Book review: Rebel of the Sands is a winning mix of magic, romance and fantasy
Alwyn Hamilton’s debut novel sets off at a fair old clip and the pace doesn’t relent as she follows her heroine in her quest for self-realisation in the djinn-racked desert.


by Alwyn Hamilton
Faber & Faber

Alwyn Hamilton’s debut novel is a high-concept, and highly enjoyable, epic fantasy adventure for young adults. Picture a gun-slinging, hard-drinking Wild West, transpose it to a sweeping, romantic desert, then add a rebel prince bent on overthrowing a wicked sultan, and a little magic in the manner of One Thousand and One Nights. It’s a winning combination.

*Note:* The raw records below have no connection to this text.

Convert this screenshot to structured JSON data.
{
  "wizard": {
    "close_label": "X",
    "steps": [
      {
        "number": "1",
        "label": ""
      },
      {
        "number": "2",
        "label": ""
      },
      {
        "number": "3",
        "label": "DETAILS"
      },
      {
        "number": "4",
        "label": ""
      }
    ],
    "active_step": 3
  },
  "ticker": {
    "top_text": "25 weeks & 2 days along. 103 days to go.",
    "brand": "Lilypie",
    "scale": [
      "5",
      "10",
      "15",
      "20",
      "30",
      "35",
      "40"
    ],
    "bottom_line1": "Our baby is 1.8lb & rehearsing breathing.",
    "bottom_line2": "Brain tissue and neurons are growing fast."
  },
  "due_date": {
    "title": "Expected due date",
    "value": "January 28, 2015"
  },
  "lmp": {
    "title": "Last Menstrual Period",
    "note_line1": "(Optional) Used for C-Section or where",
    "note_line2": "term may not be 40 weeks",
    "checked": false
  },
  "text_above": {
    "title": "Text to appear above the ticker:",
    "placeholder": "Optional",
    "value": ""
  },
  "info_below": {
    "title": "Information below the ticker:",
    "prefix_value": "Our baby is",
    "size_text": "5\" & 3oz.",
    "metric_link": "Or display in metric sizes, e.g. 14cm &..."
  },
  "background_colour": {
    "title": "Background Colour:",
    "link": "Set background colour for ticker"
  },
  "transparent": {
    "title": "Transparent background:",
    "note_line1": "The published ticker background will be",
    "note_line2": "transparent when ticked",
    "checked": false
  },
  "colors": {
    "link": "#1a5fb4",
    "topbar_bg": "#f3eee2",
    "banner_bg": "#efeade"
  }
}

Sixteen-year-old heroine Amani Al’Hiza narrates a story that, opening as it does with an exciting set piece, launches at a gutsy pace that rarely slows. Determined to get out of Deadshot, a town where everyone is dirt poor and the only work is at the explosives factory that feeds the Sultan’s warmongering appetite, Amani sneaks out one night, dressed as a boy. She is intent on entering a competition in a disreputable bar called the Dusty Mouth, where sharpshooters fight it out in a pistol pit. Amani remarks that like most folks there, she wasn’t up to no good. “Then again, I wasn’t exactly up to no bad, neither.”